Ketua MUI Kota Bekasi, Syaifuddin Siroj, mengatakan, pertemuan tersebut menampung keluhan dan keresahan warga. Ia menegaskan, pihaknya belum bisa memvonis ajaran yang dibawa Umi Cinta sesat atau tidak, sebelum bertemu langsung dengan yang bersangkutan.
“Yang jelas, hari ini kami mendengar semua keluhan dan kegelisahan masyarakat. Kami ingin tahu langsung dari pengasuh bagaimana dia menyampaikan materi-materi keagamaannya,” ujar Syaifuddin kepada awak media, Rabu, 13 Agustus 2025.
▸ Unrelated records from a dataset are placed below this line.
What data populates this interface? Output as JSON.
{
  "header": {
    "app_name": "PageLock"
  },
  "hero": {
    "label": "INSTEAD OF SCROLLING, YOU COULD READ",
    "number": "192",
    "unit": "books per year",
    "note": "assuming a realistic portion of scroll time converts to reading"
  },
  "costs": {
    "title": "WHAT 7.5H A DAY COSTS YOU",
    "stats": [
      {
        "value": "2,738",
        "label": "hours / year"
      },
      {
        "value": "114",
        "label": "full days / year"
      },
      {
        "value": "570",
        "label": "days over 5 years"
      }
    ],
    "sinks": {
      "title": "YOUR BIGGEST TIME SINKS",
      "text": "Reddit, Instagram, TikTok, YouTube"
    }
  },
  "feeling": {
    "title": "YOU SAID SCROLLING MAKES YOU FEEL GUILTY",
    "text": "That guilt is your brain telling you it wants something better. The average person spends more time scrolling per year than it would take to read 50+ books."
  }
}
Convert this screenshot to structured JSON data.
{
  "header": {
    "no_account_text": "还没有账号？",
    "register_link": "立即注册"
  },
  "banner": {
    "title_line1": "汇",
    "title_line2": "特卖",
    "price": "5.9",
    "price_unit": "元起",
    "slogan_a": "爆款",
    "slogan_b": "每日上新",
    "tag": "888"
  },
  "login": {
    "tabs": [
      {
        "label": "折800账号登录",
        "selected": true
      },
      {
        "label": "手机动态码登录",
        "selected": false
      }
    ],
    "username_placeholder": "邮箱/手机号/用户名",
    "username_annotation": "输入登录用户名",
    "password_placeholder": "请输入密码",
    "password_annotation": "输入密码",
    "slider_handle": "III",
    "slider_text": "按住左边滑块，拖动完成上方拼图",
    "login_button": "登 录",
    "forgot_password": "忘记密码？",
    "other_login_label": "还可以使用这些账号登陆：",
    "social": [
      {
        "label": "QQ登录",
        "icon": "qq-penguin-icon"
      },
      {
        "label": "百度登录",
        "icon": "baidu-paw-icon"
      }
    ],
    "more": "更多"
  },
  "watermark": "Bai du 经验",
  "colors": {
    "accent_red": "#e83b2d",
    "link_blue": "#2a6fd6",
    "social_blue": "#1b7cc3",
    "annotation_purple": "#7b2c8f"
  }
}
Baca Juga: MUI Kota Bekasi Masih Selidiki Dugaan Penyimpangan Pengajian Umi Cinta
"Jadi kami belum bisa memvonis apakah aliran itu sesat atau bukan," jelasnya.
Syaifuddin menjelaskan, besok siang pihaknya akan menggelar rapat tindak lanjut di Kecamatan Mustika Jaya dan memanggil Umi Cinta untuk klarifikasi.
Dari informasi warga, Syaifuddin mendapatkan laporan adanya beberapa perilaku anggota pengajian yang dinilai berubah setelah mengikuti ajaran Umi Cinta.
“Ada satu ibu yang mengaku adiknya putus komunikasi setelah ikut ajaran itu. Ada juga anak yang ikut pengajian jadi berani sama orang tua. Besok akan kami dalami,” kata Syaifuddin.
Terkait kabar adanya kewajiban membayar infak Rp1 juta untuk mendapatkan surga, Syaifuddin menegaskan belum ada bukti kuat.
“Dari pembicaraan tadi, tidak ada bukti. Belum ada yang mengaku pernah membayar itu,” jelasnya.
Menurut Syaifuddin, indikasi ajaran sesat memiliki pakem yang jelas, di antaranya menambah atau mengurangi rukun iman dan rukun Islam, mengakui adanya nabi baru setelah Nabi Muhammad, serta menyatakan ada kesalahan dalam Alquran.
“Itu semua jelas masuk kategori sesat. Tapi apakah ajaran Umi Cinta masuk di dalamnya, kami akan kaji lebih dalam,” ujarnya.
Selain itu, MUI juga menyoroti teknis pengajian yang digelar Umi Cinta, di antaranya penggabungan antara jamaah laki-laki dan perempuan tanpa pembatas (tabir).
“Dalam fiqih, pengajian harus dipisah antara ibu-ibu dan laki-laki. Kalau digabung, itu bisa jadi salah satu sumber keresahan warga,” kata Syaifuddin.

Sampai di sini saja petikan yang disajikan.